Fuel which wets the intake port impairs both emissions and driveability as the fuel film causes acceleration driving modes to be lean and decelerations to be rich. This problem is aggravated during cold engine conditions as the fuel film thickness is inversely related to port wall temperature. (The first two minutes of the cold engine phase of the emission test accounts for most of the emissions as the catalyst initially has zero conversion efficiency and tailpipe emissions are strongly dependent upon the raw emissions from the engine.)
While there are algorithms which compensate for this rich/lean condition, the finely atomized fuel which hits the port walls is not finely atomized when it flashes off the walls and/or runs down the walls.
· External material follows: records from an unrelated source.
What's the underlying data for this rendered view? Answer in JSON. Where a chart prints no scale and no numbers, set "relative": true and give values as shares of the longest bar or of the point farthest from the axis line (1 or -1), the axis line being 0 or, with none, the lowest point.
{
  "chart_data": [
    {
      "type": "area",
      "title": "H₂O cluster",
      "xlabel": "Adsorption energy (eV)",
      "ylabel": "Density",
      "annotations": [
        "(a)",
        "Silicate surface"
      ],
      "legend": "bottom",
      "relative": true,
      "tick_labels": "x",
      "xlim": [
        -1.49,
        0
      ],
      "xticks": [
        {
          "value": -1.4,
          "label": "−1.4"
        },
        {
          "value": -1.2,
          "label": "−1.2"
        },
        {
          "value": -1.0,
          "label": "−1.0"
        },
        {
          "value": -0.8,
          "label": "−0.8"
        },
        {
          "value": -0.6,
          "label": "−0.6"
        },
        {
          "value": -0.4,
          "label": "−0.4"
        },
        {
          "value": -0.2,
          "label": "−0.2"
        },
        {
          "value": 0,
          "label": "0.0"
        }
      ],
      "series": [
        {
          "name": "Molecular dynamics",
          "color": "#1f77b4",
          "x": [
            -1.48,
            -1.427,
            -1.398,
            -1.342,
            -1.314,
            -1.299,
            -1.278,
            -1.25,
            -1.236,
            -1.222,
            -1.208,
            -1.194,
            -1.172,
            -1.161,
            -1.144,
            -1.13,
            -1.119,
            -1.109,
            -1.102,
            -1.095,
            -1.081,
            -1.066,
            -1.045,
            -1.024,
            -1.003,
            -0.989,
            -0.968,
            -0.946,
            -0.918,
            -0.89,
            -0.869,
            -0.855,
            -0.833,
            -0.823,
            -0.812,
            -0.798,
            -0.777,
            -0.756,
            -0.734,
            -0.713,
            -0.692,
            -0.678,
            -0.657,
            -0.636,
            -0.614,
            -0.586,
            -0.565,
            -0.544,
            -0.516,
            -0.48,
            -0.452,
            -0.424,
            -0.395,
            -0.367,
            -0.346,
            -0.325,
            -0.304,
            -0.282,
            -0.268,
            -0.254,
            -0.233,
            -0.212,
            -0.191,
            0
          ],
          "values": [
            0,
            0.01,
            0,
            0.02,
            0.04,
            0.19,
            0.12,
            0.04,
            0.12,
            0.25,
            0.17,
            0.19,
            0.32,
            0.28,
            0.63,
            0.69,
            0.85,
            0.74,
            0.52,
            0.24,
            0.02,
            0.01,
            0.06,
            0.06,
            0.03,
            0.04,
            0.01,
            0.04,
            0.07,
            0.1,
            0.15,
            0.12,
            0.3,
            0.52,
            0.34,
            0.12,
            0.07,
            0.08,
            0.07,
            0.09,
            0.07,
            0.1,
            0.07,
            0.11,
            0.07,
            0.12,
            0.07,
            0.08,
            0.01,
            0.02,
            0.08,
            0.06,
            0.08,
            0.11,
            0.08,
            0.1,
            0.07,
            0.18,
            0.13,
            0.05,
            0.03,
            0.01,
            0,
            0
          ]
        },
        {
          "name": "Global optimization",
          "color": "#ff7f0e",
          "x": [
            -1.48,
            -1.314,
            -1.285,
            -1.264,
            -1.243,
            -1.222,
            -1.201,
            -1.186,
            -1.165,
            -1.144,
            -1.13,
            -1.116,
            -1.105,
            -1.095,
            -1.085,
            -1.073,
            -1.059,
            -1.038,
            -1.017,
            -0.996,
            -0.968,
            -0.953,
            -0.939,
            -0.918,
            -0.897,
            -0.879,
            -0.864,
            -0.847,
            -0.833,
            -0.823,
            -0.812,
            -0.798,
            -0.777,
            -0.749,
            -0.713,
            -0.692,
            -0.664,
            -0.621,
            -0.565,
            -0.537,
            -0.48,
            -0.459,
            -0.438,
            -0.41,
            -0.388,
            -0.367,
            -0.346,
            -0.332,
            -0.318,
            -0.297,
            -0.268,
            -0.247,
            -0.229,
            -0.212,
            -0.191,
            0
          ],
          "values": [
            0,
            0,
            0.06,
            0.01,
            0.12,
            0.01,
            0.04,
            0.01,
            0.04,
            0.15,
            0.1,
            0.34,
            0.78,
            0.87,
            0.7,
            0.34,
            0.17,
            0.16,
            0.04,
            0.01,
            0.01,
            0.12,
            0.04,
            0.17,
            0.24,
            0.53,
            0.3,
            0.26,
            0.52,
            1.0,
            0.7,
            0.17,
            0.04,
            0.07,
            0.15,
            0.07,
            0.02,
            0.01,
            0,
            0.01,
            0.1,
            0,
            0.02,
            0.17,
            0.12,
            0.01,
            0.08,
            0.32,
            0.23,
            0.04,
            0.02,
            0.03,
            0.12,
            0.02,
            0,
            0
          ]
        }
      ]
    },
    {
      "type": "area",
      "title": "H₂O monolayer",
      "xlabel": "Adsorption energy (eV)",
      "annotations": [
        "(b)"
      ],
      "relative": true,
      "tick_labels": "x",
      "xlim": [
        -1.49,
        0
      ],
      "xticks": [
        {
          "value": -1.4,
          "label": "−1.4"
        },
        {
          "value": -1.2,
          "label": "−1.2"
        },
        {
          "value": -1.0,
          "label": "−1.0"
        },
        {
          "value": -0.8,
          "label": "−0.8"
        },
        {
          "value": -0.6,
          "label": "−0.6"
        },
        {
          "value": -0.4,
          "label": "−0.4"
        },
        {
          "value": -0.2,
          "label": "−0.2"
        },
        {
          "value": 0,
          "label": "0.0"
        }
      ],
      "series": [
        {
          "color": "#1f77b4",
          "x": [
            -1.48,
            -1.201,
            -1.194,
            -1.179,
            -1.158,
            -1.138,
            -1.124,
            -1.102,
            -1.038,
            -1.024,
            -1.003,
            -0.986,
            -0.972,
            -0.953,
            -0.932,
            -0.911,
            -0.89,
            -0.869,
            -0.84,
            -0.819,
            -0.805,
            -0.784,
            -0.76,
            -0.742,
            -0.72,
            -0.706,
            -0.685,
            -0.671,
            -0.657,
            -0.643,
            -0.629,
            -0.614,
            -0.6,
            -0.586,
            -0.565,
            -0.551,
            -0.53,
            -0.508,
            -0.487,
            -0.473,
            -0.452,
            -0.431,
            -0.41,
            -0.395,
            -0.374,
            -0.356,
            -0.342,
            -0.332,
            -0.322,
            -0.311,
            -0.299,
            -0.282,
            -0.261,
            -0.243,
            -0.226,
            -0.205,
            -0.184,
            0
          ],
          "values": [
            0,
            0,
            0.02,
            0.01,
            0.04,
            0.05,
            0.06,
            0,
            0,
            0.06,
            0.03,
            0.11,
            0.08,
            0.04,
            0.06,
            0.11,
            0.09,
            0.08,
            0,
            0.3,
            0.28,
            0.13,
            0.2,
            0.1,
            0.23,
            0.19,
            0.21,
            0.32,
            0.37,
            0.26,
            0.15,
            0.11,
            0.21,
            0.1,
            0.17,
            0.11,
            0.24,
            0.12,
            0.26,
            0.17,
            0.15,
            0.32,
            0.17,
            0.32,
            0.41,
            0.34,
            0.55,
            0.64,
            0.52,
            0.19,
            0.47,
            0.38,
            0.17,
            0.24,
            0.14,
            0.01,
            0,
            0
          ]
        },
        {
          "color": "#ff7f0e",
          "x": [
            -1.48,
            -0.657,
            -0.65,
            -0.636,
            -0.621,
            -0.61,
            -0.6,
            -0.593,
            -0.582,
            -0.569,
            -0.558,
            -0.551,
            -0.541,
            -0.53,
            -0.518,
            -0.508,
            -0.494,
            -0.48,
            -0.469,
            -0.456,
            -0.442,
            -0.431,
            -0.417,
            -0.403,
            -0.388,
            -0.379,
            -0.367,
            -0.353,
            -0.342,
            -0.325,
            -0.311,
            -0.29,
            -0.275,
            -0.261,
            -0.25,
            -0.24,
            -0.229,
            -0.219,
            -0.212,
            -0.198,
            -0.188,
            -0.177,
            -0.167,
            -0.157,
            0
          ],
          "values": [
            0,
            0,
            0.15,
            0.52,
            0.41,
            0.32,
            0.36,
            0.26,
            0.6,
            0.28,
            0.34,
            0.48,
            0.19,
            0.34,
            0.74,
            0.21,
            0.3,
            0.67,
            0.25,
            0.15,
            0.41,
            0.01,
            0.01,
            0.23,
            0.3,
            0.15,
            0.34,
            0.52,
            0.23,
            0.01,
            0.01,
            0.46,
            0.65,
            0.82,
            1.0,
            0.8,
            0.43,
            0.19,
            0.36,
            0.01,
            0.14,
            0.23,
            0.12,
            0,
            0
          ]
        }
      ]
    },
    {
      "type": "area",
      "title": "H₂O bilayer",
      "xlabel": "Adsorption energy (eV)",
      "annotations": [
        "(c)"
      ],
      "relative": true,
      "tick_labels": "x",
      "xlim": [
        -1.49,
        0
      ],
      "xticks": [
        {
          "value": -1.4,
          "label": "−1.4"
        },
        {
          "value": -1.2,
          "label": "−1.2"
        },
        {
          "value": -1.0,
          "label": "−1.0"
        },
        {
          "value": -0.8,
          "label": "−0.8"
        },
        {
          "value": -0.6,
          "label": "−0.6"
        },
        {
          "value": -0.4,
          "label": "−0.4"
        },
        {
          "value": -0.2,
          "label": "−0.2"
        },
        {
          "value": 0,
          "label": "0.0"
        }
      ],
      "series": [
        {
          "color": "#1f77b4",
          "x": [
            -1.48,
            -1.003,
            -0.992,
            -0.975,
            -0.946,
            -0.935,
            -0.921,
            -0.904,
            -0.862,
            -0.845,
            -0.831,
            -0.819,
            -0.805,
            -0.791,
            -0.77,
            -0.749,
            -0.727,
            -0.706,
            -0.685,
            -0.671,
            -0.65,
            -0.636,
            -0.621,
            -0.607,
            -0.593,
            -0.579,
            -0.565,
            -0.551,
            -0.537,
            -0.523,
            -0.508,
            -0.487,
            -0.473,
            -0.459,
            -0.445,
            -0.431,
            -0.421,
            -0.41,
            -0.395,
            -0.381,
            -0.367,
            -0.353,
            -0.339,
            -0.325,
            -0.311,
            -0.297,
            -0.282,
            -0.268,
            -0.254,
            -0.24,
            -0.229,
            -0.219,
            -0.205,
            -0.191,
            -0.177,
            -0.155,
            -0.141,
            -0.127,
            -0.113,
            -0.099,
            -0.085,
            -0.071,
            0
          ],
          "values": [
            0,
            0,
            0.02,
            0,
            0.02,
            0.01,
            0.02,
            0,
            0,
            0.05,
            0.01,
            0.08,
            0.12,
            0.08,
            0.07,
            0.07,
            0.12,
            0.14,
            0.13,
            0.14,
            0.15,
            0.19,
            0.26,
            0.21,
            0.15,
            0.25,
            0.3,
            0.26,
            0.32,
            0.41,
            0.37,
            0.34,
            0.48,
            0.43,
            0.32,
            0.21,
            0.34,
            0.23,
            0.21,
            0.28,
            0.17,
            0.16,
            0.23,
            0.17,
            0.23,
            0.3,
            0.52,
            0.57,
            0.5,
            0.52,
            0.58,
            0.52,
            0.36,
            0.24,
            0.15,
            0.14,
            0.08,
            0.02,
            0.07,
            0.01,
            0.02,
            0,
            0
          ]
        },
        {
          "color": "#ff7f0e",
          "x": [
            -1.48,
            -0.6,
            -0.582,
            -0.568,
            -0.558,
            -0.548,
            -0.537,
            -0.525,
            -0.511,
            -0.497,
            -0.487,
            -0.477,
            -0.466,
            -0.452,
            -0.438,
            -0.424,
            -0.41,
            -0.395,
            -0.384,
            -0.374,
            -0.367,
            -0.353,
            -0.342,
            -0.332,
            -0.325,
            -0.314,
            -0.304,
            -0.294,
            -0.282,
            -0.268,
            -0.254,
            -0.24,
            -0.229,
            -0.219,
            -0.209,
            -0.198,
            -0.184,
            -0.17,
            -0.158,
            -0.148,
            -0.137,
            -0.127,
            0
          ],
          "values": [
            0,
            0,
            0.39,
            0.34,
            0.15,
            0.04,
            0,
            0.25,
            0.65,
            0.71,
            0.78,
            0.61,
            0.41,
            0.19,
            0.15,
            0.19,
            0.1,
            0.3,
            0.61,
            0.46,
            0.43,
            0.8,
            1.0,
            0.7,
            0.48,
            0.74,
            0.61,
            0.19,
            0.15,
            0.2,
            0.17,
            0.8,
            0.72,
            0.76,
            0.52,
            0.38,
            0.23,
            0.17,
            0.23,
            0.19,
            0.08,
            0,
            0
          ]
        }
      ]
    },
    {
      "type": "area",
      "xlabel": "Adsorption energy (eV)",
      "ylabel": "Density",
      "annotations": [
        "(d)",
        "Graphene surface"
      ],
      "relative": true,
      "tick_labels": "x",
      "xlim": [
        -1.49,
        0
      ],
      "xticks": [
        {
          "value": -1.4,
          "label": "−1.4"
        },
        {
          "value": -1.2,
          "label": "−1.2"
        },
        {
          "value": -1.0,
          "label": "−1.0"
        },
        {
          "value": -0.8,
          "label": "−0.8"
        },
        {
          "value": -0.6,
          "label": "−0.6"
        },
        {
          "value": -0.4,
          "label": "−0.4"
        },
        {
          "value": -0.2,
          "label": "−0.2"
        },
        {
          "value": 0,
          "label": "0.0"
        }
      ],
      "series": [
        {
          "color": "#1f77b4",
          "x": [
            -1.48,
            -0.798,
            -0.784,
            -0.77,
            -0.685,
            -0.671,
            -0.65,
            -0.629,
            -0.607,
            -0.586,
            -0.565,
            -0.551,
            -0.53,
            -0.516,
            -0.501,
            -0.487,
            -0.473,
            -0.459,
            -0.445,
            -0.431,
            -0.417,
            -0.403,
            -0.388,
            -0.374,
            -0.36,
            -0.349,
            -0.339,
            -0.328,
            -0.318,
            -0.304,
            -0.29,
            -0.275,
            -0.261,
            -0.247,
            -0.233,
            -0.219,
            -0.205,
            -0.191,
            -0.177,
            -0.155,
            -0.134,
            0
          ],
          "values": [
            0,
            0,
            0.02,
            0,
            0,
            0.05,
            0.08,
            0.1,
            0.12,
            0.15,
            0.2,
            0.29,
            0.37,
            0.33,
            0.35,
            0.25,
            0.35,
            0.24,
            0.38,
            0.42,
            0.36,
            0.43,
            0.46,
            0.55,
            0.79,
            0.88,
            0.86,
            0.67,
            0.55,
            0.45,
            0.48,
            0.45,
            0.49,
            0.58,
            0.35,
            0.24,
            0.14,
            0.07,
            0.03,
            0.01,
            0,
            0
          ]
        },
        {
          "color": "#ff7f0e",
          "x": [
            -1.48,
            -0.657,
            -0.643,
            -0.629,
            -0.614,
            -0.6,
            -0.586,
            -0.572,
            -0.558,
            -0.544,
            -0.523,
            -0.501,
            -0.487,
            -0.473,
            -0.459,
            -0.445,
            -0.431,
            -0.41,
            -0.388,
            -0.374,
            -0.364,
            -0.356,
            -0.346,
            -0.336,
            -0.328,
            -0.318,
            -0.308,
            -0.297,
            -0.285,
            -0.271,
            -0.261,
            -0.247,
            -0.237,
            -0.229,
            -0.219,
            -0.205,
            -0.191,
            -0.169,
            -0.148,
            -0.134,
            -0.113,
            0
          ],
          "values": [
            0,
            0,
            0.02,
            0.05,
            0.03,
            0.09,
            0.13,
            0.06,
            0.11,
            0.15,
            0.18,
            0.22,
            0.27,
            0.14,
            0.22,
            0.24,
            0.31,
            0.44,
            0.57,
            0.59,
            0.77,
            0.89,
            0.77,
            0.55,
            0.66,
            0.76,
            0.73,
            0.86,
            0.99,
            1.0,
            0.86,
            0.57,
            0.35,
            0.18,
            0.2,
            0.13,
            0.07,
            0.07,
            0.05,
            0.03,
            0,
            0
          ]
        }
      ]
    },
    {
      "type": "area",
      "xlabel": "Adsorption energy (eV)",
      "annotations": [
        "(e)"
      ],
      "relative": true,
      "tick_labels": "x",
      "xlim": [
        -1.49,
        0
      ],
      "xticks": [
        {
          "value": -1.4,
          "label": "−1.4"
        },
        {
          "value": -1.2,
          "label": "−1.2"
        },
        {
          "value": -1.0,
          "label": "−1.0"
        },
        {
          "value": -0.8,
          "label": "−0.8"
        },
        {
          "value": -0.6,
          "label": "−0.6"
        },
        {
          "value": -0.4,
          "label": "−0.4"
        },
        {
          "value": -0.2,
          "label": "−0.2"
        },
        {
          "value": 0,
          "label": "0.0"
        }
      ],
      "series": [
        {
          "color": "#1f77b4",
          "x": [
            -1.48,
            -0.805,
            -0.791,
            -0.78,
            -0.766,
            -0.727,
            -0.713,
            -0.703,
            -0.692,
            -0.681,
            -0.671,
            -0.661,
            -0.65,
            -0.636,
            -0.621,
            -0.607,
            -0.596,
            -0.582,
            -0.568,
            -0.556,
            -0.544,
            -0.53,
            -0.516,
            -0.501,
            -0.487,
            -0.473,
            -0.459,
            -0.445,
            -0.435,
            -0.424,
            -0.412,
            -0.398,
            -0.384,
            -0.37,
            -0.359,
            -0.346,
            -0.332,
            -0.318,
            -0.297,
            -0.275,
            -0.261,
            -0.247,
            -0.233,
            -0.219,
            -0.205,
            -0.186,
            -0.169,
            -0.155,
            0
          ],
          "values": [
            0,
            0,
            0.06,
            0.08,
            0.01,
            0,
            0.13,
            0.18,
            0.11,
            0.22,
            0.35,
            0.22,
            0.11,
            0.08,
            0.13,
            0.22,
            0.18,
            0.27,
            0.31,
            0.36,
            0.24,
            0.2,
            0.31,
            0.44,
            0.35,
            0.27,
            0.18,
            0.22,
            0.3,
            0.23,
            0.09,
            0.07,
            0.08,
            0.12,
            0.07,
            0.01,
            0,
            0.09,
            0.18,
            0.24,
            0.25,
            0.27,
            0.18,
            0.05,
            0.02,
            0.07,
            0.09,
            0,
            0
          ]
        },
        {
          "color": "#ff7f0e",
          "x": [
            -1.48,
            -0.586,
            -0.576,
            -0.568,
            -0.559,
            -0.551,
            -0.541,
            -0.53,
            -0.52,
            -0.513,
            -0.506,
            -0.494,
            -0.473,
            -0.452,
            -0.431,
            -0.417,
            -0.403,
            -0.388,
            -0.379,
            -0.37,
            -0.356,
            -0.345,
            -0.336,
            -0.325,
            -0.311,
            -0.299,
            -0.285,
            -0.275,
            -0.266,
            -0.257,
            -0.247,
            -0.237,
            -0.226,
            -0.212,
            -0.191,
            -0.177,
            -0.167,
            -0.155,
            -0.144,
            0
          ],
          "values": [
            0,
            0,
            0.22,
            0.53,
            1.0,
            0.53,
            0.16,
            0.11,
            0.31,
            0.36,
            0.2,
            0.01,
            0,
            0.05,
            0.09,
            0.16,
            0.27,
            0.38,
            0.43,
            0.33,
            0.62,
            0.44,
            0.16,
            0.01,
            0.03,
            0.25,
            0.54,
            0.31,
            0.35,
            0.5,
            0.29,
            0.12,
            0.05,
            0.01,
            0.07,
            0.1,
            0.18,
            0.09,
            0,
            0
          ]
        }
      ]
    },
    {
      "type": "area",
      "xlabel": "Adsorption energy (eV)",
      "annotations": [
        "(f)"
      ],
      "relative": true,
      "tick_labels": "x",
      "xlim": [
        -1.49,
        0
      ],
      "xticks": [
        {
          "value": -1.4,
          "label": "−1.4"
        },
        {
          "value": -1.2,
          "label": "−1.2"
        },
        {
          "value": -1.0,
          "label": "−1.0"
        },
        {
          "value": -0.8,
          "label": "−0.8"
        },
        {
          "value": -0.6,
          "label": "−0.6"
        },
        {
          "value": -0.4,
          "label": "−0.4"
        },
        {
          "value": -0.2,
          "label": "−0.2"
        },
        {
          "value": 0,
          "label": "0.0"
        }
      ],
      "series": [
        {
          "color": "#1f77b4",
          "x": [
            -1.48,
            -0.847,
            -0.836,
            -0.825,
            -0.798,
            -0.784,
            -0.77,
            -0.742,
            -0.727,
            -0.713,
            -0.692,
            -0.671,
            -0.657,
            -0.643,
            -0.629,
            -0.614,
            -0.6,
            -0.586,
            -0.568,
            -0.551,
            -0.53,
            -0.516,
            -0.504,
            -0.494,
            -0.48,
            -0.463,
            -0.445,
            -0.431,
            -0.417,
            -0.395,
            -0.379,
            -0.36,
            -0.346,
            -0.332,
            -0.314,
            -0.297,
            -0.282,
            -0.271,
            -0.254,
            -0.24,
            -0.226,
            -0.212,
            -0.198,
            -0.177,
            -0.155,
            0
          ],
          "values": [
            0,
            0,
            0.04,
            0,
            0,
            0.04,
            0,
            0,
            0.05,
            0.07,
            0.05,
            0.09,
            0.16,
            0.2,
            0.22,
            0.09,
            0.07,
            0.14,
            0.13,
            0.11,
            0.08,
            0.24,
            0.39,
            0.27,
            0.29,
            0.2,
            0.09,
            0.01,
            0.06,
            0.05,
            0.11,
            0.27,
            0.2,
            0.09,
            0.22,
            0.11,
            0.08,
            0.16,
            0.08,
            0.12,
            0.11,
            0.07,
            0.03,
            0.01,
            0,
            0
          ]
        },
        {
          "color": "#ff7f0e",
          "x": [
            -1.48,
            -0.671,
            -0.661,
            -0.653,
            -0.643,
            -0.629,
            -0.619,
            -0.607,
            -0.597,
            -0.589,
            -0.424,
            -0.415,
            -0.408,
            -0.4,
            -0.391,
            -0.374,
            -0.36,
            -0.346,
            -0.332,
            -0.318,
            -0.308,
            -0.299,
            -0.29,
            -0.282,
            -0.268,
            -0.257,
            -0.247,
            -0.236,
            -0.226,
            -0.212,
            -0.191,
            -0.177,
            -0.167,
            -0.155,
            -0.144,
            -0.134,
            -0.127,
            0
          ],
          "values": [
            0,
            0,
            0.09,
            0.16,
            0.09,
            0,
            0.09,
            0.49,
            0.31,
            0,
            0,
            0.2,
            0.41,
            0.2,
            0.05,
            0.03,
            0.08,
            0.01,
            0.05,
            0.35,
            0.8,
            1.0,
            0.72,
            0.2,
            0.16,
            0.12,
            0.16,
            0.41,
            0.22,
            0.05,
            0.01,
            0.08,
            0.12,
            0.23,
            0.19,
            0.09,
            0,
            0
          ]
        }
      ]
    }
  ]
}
Thus much of the benefit is lost.
Known air assist fuel injectors for distributing fuel from a fuel injection valve in the vicinity of an intake port to two intake valves in a combustion chamber utilize a sleeve nozzle having fuel flow separating holes provided on the fuel injection downstream side of a fuel injection port means to separate a spray of fuel jetted from the fuel injection port means into flows in a plurality of different directions. The sleeve nozzle also has a plurality of slit-like air holes for jetting assist air in a band-like manner such that the assist air impinges against fuel sprays separately jetted from the fuel flow separating holes from the opposite sides of the fuel sprays. With this arrangement, flat jets of air impinge obliquely against the jetted fuel. With such an arrangement, the fuel cannot be directly targeted as a well defined spray.